There wasn’t much to choose from in central Jackson ( I suspect most of the retail is now in the outer suburbs), so we had a late breakfast (or early lunch) at a local café and then headed on our way to Selma.

Selma was picked as it was the site of a protest march following a police shooting of a black youth (sounds eerily familiar) in 1965 where approx.. 600 protesters tried to cross the Edmund Pettus bridge. They were beaten back by the police but these images were captured on photo’s and on film and led to such an outcry that President Johnson gave the marchers federal protection and a later march went all the way from Selma to Montgomery, the state capital.
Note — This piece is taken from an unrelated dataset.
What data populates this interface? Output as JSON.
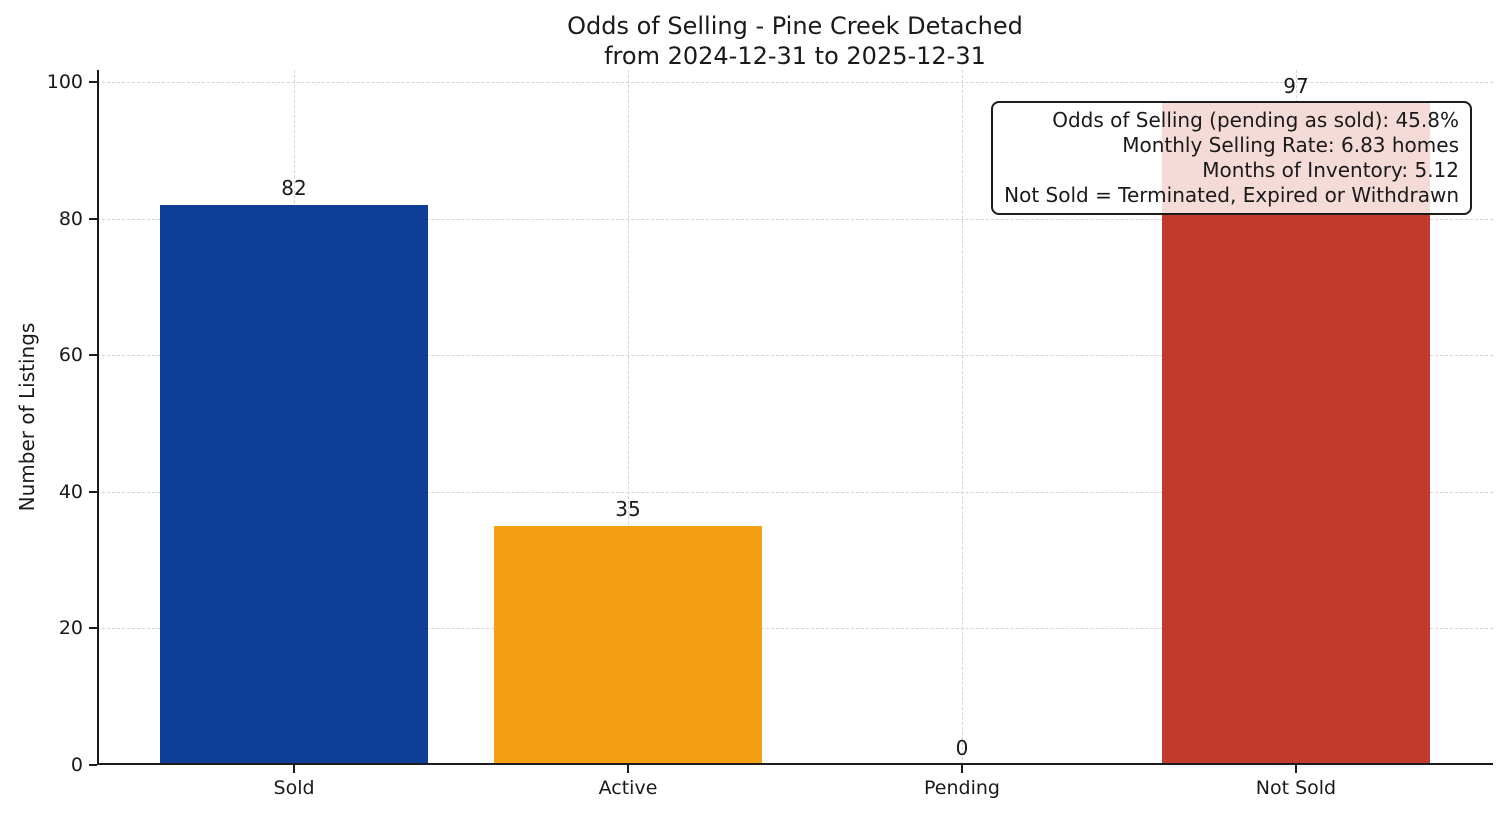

However we’d decided to stop at what was billed as a ‘Slavery & Civil Rights’ museum ( “Number 9 thing to do in Selma” according to trip advisor !) and as we arrived we saw it was very close to the bridge. However the museum was actually “Enslavement & Civil War” and was run by a character called Annie Pearl Avery, in her 70’s now, who was an actual civil rights activist. She greeted us by telling us she was a living legend, and have we got wi-fi? Yes? Well these you can google me, go on, check me out! The museum was in a non-descript building (“see that red dust? That’s from the bricks crumbling. That’s what Home Depot told me”) and was more like a collection of artifacts and copies of documents assembled by an enthusiast, rather than a ‘proper’ museum per se. She was focused on trying to connect the African-American history back to Egypt (or ‘Kemet’ as she believes it should be called) so spent a bit of time taking us through this theory. She then left us to it and we wandered through some rooms, accompanied by an escort of small biting insects (insect repellent had to be applied).

She insisted on starting a DVD while we were looking around (in another room, which another couple were compelled to watch). We watched the last few minutes of it, but then she insisted on starting the next chapter whereupon we tried to sneak out (we couldn’t divert here attention to say goodbye). However she was too fast for us and as we were sitting in the car (we’d parked right outside the door) , she opened the door and saw us! However the other couple saw the chance to make their escape as well so after some selfies with her ( before you go, do you want a picture with me? Yes?”) we made our escape out of there. We drove back to the main street and walked up to the bridge, took some photo’s and then got in the car and headed off to Montgomery where we parked for the night.